Wednesday, January 13, 2010

Israel visit -- Part 1

I have been on a mission to Israel for several days with a number of Bostonian businesspeople, sponsored by the Combined Jewish Philanthropies. These kinds of programs are always engaging and informative, as an attempt is made to meet with people from a wide variety of political backgrounds, but also to meet with people living their everyday lives.

Whatever your view of the Israeli-Palestinian conflict, I am sure you would agree that schoolchildren are casualties. I hope you agree with me, too, that they are innocent victims. In addition to the chance of being killed, they suffer from other ravages of war.

We visited the Israeli town of Sderot, right outside of Gaza, a town that has experienced daily rocket attacks for many years, sometimes several times per day. As you can see, this school has been reinforced in many ways to deflect and withstand rocket attacks. Nonetheless, the children have grown up in an environment that leads many to suffer from post traumatic stress.

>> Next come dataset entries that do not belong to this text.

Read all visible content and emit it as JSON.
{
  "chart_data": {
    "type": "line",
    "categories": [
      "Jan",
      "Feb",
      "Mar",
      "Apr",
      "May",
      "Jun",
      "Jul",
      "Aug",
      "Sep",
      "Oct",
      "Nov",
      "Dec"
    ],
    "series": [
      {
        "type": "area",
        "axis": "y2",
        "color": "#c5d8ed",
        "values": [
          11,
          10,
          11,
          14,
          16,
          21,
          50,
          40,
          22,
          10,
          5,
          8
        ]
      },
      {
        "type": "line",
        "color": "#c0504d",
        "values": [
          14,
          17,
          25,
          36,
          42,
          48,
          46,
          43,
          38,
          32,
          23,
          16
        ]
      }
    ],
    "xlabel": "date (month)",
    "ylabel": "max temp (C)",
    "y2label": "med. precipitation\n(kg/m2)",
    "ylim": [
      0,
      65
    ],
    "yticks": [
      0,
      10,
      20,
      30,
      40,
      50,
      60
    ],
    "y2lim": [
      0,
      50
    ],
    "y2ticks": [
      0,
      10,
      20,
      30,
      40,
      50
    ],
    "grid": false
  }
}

A program was introduced to help children cope with this emotional burden. It is called Havens of Calm, and it comprises pet therapy, pyschodrama, and yoga. The idea is to provide a school-based stress reduction and resilience building service accessible to all children when they need it. The program builds upon the mental health service provided by the education system (counselors and psychologists), as well as bringing in additional services and supplementary expressive therapies. It is funded by the Joint Distribution Committee with support, in part, from the people of Boston through the CJP.

We had a chance to watch the children and their therapists. By the way, note that the buildings built by the children as part of this session tend to have heavily reinforced roof structures, just like their school building. Compare this to what your own children would be likely to build: This is an unconscious result of their experience.